The race began. Ruffian staggered a bit in her leap from the gate, but she settled into her silky-smooth stride and quickly took the lead, a head’s length in front of Foolish Pleasure, where she knew she must be. Both horses were giving their all. It was a great race. My eyes were glued to the screen.
Her lead extended to half a length, then Ruffian jolted, and stumbled, and fell behind. She’d broken two bones in her leg, but she kept running full-tilt, even as her jockey strained to rein her in, until the leg crumpled beneath her. It was horrific.
The cameras cut away after that, but I was stunned, and I was angry. All the Battle of the Sexes hype suddenly felt hollow and criminal. This was its fruit—a magnificent creature crippled in a fake contest for stakes she didn’t care about and couldn’t understand, proxy for a conflict emblematic of human vanity and ignorance across the ages.
Anything you can do…
Whenever I hear the song, I relive that moment. I hate it.

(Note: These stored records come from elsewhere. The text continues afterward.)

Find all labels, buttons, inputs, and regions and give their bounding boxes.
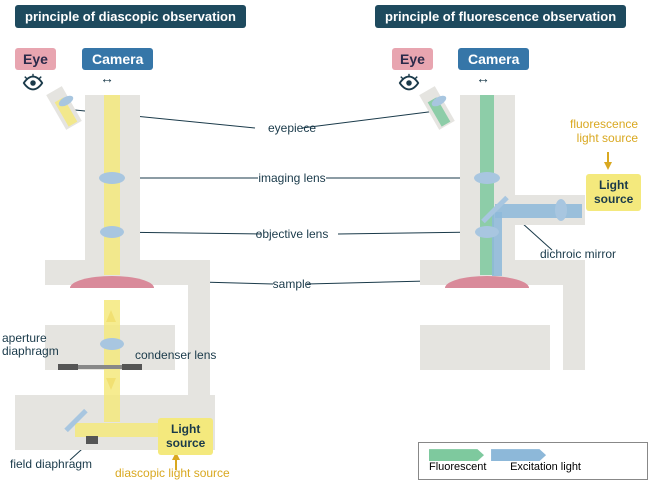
light-source-left: Lightsource bbox=[158, 418, 213, 455]
label-condenser: condenser lens bbox=[135, 348, 216, 362]
label-dichroic: dichroic mirror bbox=[540, 247, 616, 261]
imaging-left bbox=[99, 172, 125, 184]
excite-beam bbox=[495, 204, 582, 218]
legend-fluor-text: Fluorescent bbox=[429, 461, 507, 473]
title-left: principle of diascopic observation bbox=[15, 5, 246, 28]
camera-label-left: Camera bbox=[82, 48, 153, 70]
label-imaging: imaging lens bbox=[252, 171, 332, 185]
label-aperture: aperturediaphragm bbox=[2, 332, 59, 358]
condenser-left bbox=[100, 338, 124, 350]
title-right: principle of fluorescence observation bbox=[375, 5, 626, 28]
eye-icon-left bbox=[22, 72, 44, 94]
eye-icon-right bbox=[398, 72, 420, 94]
eye-label-left: Eye bbox=[15, 48, 56, 70]
legend-excite-text: Excitation light bbox=[510, 461, 581, 473]
label-eyepiece: eyepiece bbox=[252, 121, 332, 135]
legend-excite-arrow bbox=[491, 449, 546, 461]
label-sample: sample bbox=[252, 277, 332, 291]
legend: Fluorescent Excitation light bbox=[418, 442, 648, 480]
light-source-right: Lightsource bbox=[586, 174, 641, 211]
objective-left bbox=[100, 226, 124, 238]
label-fluo-src: fluorescencelight source bbox=[570, 118, 638, 146]
left-beam bbox=[104, 95, 120, 275]
camera-label-right: Camera bbox=[458, 48, 529, 70]
label-field: field diaphragm bbox=[10, 457, 92, 471]
eye-label-right: Eye bbox=[392, 48, 433, 70]
legend-fluor-arrow bbox=[429, 449, 484, 461]
camera-arrow-right: ↔ bbox=[476, 70, 490, 86]
label-dia-src: diascopic light source bbox=[115, 466, 230, 480]
camera-arrow-left: ↔ bbox=[100, 70, 114, 86]
label-objective: objective lens bbox=[252, 227, 332, 241]
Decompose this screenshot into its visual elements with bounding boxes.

The surgeons did their best, but the reports say Ruffian thrashed about in confusion as she emerged from anesthesia, limbs churning, thinking she was still on the track, still in the race, fighting for the lead she’d lost and must regain at all costs. She had to be first. That was who she was.
The thrashing undid the surgery and broke another leg. There was no alternative but to put her down. They buried Ruffian at Belmont with honors, in the racetrack infield, her head toward the finish line. There has never again been a match race in America between Thoroughbred champions, of any gender.
To the credit of the racing community, the incident spurred them to develop better methods of treating similar injuries and safer means of easing a horse from anesthesia. I don’t know how many have since been spared Ruffian’s fate. Very many, I hope.
So, if I seem less than sympathetic when someone blames their lack of success on their gender—male, female, or however they define it—that’s probably because I remember a tall black horse with a star on her forehead who knew only one way to run, to the front, and shamed us all, one afternoon in July.